Deep learning predicts the impact of regulatory variants on cell-type-specific enhancers in the brain

Bioinform Adv. 2023 Jan 12;3(1):vbad002. doi: 10.1093/bioadv/vbad002. eCollection 2023.

Abstract

Motivation: Previous studies have shown that the heritability of multiple brain-related traits and disorders is highly enriched in transcriptional enhancer regions. However, these regions often contain many individual variants, while only a subset of them are likely to causally contribute to a trait. Statistical fine-mapping techniques can identify putative causal variants, but their resolution is often limited, especially in regions with multiple variants in high linkage disequilibrium. In these cases, alternative computational methods to estimate the impact of individual variants can aid in variant prioritization.

Results: Here, we develop a deep learning pipeline to predict cell-type-specific enhancer activity directly from genomic sequences and quantify the impact of individual genetic variants in these regions.
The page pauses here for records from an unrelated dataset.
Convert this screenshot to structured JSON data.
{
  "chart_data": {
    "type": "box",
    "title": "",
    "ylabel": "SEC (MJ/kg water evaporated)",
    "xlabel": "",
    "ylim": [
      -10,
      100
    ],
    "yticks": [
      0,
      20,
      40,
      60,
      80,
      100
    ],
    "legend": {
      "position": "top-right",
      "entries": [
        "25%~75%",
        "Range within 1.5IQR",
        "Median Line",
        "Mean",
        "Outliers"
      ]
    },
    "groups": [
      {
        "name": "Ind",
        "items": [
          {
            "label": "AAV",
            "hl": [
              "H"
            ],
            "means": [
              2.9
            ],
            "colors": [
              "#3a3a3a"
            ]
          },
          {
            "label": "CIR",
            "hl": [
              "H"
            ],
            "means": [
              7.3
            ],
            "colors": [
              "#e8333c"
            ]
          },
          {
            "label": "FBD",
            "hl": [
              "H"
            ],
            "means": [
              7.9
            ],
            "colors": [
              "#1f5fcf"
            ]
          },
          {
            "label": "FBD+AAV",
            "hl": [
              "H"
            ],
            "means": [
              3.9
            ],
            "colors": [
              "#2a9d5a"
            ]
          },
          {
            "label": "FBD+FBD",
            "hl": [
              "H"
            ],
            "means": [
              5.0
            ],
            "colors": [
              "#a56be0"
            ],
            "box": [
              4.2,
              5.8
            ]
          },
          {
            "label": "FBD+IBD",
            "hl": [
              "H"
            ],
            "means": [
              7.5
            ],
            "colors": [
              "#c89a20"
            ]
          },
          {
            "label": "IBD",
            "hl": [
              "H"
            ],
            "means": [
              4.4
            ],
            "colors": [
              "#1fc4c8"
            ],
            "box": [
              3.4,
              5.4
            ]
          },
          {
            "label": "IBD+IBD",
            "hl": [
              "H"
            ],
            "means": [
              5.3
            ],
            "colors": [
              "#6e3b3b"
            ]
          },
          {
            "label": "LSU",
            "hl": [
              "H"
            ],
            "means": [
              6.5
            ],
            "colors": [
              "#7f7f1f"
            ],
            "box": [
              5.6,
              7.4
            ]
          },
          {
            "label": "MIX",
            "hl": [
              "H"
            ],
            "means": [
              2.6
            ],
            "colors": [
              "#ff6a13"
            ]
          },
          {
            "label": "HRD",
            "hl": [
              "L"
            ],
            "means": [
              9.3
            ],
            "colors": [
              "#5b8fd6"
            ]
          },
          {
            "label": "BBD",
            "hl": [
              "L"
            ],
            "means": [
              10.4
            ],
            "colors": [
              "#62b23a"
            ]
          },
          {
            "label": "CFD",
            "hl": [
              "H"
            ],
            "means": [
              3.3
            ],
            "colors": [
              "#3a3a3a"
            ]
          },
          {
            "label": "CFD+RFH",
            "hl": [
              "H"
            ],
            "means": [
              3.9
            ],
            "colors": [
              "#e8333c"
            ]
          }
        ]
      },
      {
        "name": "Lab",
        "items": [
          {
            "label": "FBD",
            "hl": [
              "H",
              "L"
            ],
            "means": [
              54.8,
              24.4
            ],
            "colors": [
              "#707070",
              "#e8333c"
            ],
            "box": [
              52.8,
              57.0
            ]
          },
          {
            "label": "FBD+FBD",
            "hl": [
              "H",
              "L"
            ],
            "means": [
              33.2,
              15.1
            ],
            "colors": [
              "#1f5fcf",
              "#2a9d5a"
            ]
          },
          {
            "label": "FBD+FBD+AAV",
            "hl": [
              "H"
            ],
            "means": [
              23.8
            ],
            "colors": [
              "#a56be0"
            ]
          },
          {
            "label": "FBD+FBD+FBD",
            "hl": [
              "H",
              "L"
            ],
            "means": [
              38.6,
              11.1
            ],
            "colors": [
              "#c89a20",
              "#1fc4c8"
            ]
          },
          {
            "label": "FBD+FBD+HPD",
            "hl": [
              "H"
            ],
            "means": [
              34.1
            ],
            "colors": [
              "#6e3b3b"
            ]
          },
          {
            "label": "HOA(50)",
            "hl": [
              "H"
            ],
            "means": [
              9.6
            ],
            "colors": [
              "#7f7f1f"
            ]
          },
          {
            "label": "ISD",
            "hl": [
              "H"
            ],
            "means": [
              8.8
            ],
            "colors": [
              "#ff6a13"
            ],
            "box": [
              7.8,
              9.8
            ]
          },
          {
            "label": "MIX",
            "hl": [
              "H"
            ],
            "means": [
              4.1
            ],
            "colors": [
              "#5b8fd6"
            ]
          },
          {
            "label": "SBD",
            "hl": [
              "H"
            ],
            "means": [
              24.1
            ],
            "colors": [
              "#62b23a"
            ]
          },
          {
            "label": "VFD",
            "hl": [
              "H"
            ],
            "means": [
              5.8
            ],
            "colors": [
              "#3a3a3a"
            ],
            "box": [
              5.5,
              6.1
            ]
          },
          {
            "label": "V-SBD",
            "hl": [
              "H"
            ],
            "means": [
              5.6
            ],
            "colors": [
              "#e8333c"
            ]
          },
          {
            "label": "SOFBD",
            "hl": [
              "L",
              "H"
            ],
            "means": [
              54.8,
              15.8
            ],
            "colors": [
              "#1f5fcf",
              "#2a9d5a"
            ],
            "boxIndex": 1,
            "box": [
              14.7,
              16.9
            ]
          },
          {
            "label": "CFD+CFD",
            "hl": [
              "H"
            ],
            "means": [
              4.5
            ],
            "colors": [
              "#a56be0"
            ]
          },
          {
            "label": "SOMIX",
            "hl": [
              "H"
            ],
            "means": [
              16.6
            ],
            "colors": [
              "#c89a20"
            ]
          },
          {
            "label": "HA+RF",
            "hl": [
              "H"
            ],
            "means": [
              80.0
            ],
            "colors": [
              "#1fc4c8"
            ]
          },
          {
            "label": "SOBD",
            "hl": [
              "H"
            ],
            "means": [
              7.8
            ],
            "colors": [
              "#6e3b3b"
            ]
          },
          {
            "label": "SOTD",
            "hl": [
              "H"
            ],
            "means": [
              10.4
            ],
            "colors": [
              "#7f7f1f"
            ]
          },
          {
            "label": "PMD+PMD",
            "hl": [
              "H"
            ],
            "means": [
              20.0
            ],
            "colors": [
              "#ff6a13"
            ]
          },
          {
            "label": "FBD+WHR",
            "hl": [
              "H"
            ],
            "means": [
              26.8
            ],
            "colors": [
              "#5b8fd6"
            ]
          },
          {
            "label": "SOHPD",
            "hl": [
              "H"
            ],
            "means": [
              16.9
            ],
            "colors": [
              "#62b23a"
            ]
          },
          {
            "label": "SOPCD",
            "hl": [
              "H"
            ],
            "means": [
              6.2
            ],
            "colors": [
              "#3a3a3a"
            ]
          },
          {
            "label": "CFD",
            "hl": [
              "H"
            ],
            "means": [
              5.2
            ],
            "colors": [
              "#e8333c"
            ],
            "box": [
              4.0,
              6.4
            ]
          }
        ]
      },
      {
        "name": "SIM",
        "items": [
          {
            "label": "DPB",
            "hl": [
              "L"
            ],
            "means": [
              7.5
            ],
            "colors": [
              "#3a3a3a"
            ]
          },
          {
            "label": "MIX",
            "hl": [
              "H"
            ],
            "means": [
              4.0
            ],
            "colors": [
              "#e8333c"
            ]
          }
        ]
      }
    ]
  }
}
We show that the variants highlighted by our deep learning models are targeted by purifying selection in the human population, likely indicating a functional role. We integrate our deep learning predictions with statistical fine-mapping results for 8 brain-related traits, identifying 63 distinct candidate causal variants predicted to contribute to these traits by modulating enhancer activity, representing 6% of all genome-wide association study signals analyzed. Overall, our study provides a valuable computational method that can prioritize individual variants based on their estimated regulatory impact, but also highlights the limitations of existing methods for variant prioritization and fine-mapping.

Availability and implementation: The data underlying this article, nucleotide-level importance scores, and code for running the deep learning pipeline are available at https://github.com/Pandaman-Ryan/AgentBind-brain.

Contact: mgymrek@ucsd.edu.

Supplementary information: Supplementary data are available at Bioinformatics Advances online.